Aslında tüm bu dedikleriniz zihnimin çalışma prensibiyle ilgili. Teknikler, anlatmak istediklerimi, meselelerimi daha iyi kaleme alabilmem için birer araç. Bundandır ki öykülerimde çok sayıda teknik kullanmaktan çekinmiyorum. Çünkü çoksesli bir orkestra gibi çalışan zihnimdekileri kurguya başarılı bir şekilde dökebilmem için bunların hepsi elzem. İlk şiirlerimi kaleme aldığım yirmili yaşlarımın daha başlarındayken uzun bir cümleden oluşan akrostiş şiirler yazıyordum. Örneğin Şirazi’nin “Çünkü ben senin zindanında olduğun günde özgürüm,” dizesinin akrostişini yazmıştım. Yani daha o zamanlar bile beynim biçimci olarak çalışıyormuş. Dilin kendisiyle ve kurallarıyla uğraşmayı, oynamayı seviyorum. Kelimelerle ilişkim çok küçük yaşlarda başladı. İlk oyuncaklarım ansiklopedilerdi ve tıpkı kitabımda yer alan “Küçük Kırmızı Japon Balığı” öyküsünde olduğu gibi kuvvetli bir hafızaya sahiptim. Hâlâ da hafızam pek fena sayılmaz. Böylesi bir belleğin varlığı, yabancı diller de dahil olmak üzere pek çok sözcüğe hakimiyetimi sağladı. Tabii ki bu durum sadece kelimelerle de sınırlı kalmıyor. Kitaplar, kurgu karakterler, oyunlar, şarkılar, filmler ve bunlar gibi daha pek çok isim belleğimde cirit atıyor.
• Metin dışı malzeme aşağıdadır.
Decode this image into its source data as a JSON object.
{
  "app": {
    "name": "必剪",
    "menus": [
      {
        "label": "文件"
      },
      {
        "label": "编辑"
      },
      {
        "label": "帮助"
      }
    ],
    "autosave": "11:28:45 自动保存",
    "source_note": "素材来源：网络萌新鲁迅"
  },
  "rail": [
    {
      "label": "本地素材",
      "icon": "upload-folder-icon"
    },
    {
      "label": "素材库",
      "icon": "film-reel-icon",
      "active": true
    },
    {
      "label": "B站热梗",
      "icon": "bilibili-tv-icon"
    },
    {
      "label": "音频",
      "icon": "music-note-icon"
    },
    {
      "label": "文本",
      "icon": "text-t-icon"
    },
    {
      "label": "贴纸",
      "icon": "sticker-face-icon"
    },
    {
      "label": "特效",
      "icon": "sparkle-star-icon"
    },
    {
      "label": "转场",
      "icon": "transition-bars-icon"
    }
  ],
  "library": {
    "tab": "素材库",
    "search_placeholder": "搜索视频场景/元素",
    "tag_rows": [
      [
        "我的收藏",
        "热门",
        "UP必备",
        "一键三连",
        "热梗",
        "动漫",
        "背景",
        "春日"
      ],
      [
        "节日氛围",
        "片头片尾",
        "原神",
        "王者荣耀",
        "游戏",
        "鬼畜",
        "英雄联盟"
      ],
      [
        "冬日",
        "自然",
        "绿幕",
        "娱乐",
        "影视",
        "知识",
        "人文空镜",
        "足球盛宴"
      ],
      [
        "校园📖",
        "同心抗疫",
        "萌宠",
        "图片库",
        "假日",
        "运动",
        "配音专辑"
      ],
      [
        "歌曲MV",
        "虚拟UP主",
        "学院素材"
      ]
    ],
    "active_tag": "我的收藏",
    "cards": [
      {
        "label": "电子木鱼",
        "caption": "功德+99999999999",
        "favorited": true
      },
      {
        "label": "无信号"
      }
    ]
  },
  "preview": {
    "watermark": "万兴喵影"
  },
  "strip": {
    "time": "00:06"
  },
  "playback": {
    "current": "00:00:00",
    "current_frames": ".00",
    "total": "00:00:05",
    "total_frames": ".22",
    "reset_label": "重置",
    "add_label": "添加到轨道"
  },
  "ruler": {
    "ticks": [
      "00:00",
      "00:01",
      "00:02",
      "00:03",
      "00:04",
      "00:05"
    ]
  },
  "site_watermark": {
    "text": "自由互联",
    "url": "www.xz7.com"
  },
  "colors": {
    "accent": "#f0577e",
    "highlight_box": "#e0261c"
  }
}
Toplumsal sorunlar ve özellikle yaşadığımız coğrafyanın yakın geçmiş tarihi, gençlik yıllarımdan beri gözlem alanım. Bundandır ki içerik olarak da öykülerime yansıyorlar. Mizahsa çok güçlü bir dil. Özellikle acı gerçekleri dile getirirken mizah tüm haşmetiyle ortaya çıkıyor. Anlatmak istediğinizi çok daha kuvvetli bir şekilde okura verebiliyorsunuz. Bunun yanına bir de büyülü/harikulade gerçekliği ekleyebilirim. Gerçeküstünün, kurgunun akışında gerçeklikle olağan bir şekilde yan yana ilerlemesi, özellikle geçmişin acılarını anlatırken kullandığım, benim için oldukça önemli bir anlatım aracı.
Turhan Bey, sizce romanda, öyküde, şiirde döneme göre bazı konular, izlekler ön plana çıkıyor mu? Son dönemde geçmişle hesaplaşma, ilişkiler, kadınlık ve erkeklik durumları, aile ve bireysel yabancılaşma mesela?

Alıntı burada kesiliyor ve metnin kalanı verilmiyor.